Super Tax Sparks Demand for Investment Bonds

Wealthy Australians are turning to investment bonds as a way to sidestep the financial hit from Labor's proposed $3 million superannuation tax.

Wealthy Australians are turning to investment bonds as a way to sidestep the financial hit from Labor's proposed $3 million superannuation tax, aiming to preserve returns while avoiding policy volatility - but the trade-off could be higher fees and lower tax efficiency for those on low incomes.


With the government planning to apply a higher tax rate to super balances above $3 million, investors are eyeing alternatives that provide stability and flexibility. Investment bonds, once overshadowed by superannuation - are regaining popularity because of their consistent rules and moderate tax advantages. These bonds act as containers for various assets, including shares and property investments and are being catapulted back into favour as confidence in superannuation wavers.
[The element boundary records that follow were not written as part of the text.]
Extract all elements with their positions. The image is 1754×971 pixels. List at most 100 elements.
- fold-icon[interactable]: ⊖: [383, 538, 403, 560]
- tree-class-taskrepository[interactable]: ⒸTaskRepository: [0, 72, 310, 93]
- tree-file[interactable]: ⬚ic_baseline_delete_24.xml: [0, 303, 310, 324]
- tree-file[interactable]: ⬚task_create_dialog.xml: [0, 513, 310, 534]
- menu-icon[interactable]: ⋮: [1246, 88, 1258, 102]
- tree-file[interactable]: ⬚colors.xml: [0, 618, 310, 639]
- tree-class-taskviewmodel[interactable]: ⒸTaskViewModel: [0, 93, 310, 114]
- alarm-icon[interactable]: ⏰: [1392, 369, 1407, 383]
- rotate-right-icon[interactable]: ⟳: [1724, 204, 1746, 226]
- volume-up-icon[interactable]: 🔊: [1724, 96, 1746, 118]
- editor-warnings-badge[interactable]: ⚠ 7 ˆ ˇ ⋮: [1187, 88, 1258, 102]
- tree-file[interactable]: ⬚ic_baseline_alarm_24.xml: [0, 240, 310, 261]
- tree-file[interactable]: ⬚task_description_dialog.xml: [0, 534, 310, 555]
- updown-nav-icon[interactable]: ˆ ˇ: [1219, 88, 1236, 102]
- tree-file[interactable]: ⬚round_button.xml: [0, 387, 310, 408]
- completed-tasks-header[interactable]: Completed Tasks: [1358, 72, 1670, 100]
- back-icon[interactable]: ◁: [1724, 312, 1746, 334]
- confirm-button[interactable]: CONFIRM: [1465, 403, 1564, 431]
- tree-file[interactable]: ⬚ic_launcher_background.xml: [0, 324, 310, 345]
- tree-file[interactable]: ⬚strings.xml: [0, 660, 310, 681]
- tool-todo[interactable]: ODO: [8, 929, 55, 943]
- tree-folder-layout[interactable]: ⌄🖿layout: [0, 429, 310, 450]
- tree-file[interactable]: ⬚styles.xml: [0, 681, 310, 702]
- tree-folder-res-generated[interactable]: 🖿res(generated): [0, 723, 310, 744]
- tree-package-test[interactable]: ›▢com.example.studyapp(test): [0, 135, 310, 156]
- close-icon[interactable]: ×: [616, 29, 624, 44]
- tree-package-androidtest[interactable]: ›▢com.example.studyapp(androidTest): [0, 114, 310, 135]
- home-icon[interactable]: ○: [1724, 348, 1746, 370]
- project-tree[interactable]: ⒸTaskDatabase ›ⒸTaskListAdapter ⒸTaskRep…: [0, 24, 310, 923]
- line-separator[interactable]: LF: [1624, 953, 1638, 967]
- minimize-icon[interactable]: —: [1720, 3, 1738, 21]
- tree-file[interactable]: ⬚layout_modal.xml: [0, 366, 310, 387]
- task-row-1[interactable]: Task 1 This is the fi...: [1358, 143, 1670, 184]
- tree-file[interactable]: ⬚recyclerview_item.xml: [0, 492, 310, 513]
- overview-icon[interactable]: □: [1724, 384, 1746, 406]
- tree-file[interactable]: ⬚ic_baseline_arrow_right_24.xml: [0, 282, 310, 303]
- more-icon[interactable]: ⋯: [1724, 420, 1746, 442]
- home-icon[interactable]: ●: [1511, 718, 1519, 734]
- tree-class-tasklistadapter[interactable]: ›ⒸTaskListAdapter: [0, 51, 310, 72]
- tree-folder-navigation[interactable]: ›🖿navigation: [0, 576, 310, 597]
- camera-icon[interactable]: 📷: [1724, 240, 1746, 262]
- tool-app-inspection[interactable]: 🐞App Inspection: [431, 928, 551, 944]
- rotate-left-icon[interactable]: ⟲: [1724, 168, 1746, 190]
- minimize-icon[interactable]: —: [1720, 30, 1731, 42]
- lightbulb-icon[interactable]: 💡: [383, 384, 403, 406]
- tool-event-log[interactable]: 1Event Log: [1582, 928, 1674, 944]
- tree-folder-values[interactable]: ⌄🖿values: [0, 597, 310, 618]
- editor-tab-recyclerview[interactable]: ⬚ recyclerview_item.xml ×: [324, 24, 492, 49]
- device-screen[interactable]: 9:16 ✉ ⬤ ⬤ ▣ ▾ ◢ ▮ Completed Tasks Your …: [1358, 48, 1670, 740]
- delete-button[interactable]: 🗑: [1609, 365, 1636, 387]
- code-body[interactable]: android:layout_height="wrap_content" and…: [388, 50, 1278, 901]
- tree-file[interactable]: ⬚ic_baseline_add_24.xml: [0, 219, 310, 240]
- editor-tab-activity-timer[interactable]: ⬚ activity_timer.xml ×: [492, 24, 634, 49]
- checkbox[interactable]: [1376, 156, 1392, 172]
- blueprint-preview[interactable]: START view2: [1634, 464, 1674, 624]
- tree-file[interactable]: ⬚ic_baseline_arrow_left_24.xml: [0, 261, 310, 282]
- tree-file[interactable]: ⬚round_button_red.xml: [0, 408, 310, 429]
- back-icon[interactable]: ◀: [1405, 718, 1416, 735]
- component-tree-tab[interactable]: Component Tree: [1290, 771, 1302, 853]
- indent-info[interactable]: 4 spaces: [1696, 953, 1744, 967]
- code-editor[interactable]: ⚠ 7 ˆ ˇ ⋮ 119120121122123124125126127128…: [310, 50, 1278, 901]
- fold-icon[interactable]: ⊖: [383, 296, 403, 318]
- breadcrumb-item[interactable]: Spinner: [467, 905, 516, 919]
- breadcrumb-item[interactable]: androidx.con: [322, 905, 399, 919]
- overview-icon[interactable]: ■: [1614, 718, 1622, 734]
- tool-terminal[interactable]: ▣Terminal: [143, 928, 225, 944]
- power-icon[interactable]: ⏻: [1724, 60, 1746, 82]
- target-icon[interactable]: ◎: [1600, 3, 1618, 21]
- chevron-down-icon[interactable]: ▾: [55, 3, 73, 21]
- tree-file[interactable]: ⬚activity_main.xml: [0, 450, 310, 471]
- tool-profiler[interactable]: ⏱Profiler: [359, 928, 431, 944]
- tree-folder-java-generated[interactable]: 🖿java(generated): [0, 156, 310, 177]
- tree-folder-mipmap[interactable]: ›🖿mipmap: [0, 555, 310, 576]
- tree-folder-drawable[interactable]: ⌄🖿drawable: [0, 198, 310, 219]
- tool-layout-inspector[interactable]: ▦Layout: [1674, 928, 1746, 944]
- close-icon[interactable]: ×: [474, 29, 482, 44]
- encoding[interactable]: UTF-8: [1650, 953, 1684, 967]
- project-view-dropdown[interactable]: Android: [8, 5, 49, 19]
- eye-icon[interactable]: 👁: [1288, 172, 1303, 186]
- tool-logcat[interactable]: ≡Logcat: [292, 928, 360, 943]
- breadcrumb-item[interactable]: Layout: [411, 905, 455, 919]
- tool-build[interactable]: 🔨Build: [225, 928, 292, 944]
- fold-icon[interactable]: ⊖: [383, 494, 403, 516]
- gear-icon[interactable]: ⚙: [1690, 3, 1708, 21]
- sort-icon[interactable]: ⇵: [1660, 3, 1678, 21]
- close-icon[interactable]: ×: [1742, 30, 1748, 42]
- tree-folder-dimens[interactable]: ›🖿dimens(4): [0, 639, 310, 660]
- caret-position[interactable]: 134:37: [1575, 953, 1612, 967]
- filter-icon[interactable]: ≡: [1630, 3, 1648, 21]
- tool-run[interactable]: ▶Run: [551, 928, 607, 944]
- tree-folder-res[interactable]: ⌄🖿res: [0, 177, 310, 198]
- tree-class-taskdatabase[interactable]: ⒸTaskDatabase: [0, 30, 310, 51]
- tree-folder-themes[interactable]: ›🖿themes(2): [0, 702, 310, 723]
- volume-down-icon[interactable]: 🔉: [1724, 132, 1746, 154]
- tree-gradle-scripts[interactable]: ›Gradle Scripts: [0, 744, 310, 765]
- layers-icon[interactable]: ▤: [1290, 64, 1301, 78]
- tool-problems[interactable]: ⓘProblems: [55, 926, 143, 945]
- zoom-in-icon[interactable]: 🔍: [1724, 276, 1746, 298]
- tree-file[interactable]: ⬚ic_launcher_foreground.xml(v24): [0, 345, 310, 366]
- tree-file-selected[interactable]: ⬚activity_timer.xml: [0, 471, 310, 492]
In fact, one major provider reported a 57% surge in money flowing into investment bonds following the super tax announcement, reflecting renewed interest. Investment bonds cap internal tax on earnings at 30% and in many cases, effective tax drops closer to 15%, thanks to strategies involving franking credits. Unlike super, these bonds offer full access to funds at any time and capital gains after ten years are tax-free, appealing to investors who value flexibility.


The shift may not suit everyone. Investment bonds often carry management fees around 60 basis points and are generally not recommended for people with marginal tax rates under 30%, who would be better off investing in their own name. Financial planners also caution that some tax advantages of bonds diminish over time compared to the long-term perks of super, particularly in retirement.


Even so, these instruments offer strategic estate planning benefits. They allow investors to bypass probate, designate beneficiaries who can’t be contested and structure conditions like delayed access or restricted use, useful tools when passing on wealth. As trillions are expected to transition between generations over the next decade, bonds offer a legally protected way to direct inheritance.


While super remains a favoured wealth-building tool due to unmatched tax perks, bonds appear to be a rising alternative. Their growing appeal reflects rising discomfort with frequent super reforms and points to a potential pivot in how Australians manage long-term financial planning.